Изменить размер шрифта - +

— Вина?

— По-моему, вам больше не надо… Хотите, я вам сделаю массаж?

Володя обычно хотел. Поразительно, но этот полуребенок уже в 15 лет умел делать потрясающий массаж! Володя сам не знал, чему надо больше удивляться: профессиональности ее работы или тому, какие сильные руки у маленькой тоненькой Тани.

Два года они были знакомы, со времени, когда Володя поработал в одной школе на Васильевском острове, и до сих пор Володя, при всей своей распущенности… ну, не то чтобы совсем уж «не тронул ее и пальцем» (они несколько раз целовались), но, во всяком случае, так и не соблазнил.

Скажем откровенно — соблазн у него самого был, и если не считать Оксаны, Таня чаще всего вызывала у Володи подозрение, что вот ее-то ему и надо для какой-то более осмысленной жизни. Но и оберегал ее Володя, вполне сознательно не хотел доводить дело до конца. Очень может быть, и сама Таня была вовсе не против; по крайней мере, она несколько раз дала понять очень ясно, что не упадет в обморок от более решительных поступков.

Володя был уверен, что если попросит Танюшу отдаться, она не просто скажет «да», а подробно договорится, что и как они будут делать, о способах предохранения и расстегнет блузку почти так же деловито, как это сделала бы Лидия. И притом так же сияя глазами, как при ведении умных разговоров и когда они целовались в подъезде.

Тут имеет смысл уточнить, что Таня оставалась девочкой из интеллигентной семьи, очень воспитанной, образованной и умной. И, конечно, нисколько не распущенной. Это поколение такое. И эти сияющие, удивительные голубо-синие глаза!

— Спасибо, Танюшка.

Володя встал; как всегда после массажа, его немного качнуло.

— Осторожнее!

Ну конечно: если Таня для него — почти дитя, он для нее — почти старик. Что тут поделаешь!
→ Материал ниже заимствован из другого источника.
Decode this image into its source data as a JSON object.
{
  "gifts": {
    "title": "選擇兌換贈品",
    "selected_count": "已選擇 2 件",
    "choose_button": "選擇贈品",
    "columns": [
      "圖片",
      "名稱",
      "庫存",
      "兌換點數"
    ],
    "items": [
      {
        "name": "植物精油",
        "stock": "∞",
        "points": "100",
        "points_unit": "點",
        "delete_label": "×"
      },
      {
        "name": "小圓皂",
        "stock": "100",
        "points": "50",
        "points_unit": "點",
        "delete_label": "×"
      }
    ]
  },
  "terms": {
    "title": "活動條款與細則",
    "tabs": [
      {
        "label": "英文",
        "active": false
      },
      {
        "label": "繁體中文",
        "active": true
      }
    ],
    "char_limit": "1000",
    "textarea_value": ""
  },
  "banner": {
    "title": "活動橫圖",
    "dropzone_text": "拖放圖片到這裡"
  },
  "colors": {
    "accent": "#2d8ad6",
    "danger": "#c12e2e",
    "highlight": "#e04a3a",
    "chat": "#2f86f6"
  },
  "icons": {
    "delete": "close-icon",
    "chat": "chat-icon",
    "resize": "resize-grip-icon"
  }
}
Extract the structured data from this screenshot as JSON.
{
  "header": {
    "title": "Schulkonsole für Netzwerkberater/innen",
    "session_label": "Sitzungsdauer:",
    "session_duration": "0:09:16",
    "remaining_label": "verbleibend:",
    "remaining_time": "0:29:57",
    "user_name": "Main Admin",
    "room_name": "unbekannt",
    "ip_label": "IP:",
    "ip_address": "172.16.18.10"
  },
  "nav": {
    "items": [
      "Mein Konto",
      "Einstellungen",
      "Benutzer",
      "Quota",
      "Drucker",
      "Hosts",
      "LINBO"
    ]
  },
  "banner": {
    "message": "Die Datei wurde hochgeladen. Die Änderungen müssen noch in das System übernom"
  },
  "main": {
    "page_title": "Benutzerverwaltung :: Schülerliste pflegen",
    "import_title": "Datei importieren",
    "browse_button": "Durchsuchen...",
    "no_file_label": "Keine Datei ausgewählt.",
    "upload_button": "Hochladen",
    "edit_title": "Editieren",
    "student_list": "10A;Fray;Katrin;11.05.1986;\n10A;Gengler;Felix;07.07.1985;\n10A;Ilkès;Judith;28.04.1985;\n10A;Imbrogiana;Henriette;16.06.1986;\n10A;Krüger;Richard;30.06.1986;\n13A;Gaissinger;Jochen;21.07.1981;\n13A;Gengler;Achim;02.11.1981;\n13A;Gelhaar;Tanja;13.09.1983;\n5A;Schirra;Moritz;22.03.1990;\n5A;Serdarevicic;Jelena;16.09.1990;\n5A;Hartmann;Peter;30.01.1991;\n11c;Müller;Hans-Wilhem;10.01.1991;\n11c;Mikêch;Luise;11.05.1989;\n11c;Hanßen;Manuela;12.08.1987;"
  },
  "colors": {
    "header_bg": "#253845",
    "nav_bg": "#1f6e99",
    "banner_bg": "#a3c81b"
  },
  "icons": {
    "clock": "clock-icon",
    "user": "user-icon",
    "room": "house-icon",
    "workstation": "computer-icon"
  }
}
Как всегда, девушка раскраснелась, откровенно возбудилась, пока ловко делала массаж. И уже не было проблемой налить ей сухого вина, повесить на шею шлифованный и продырявленный местным умельцем кусочек зеленого саянского нефрита.

— Ой, здорово!

Еще не поглядев в зеркало, Татьяна расцеловала Володю — даже звон пошел по всей квартире. Ей важен был не подарок… Важно было, что его привезли. Вообще что-то очень здоровое было в этом полуребенке, на двадцать лет его моложе. Володя обнял девочку за плечи, поцеловал в губы — скорее нежно, чем со страстью. Он и правда испытывал нежность от вида этих милых локонов на висках, пульсирующих жилок под кожей маленькой блондинки, светлой косы, чистой кожи, уютного запаха девушки, у которой все еще впереди. Чего больше — нежности, желания, отеческих чувств? Он сам не знал. Прикасаясь губами к губам, наблюдая, как заволакиваются глаза, Володя чувствовал себя растлителем малолетних. Но знал точно: стоит себя отпустить, позволить себе — и он переживет сильный взрыв страсти к Танюше. Что-то подсказывало Володе, что ее он мог бы любить долго и без душевной опустошенности. Неужели для счастья нужен разрыв в двадцать лет?! Патология, честное слово…

— Вас еще надо вымыть с шалфеем, я берусь вам сделать массаж по мокрой коже да хорошенько распарить…

— Давай не сейчас, давай уже осенью («Что такое осень? Это ветер» — и если она будет, эта осень).

— Вы уезжаете завтра?

— Сегодня.

Они еще говорили о чем-то, сидели то в кабинете, то на кухне. Интересно, как все-таки действует спокойный оптимизм юности на не очень молодых людей: Володе от общения с Татьяной стало легче по крайней мере наполовину. Наверное, потому, что существовало или одно, или другое: или то, что несла в себе Таня, или то, что окружало его в семье. Или в мире была эта немного наивная, добрая улыбка, сияющие голубые глаза, это уверенное желание помогать; этот моментальный ответ на поцелуй — красивый, благодарный и наивный.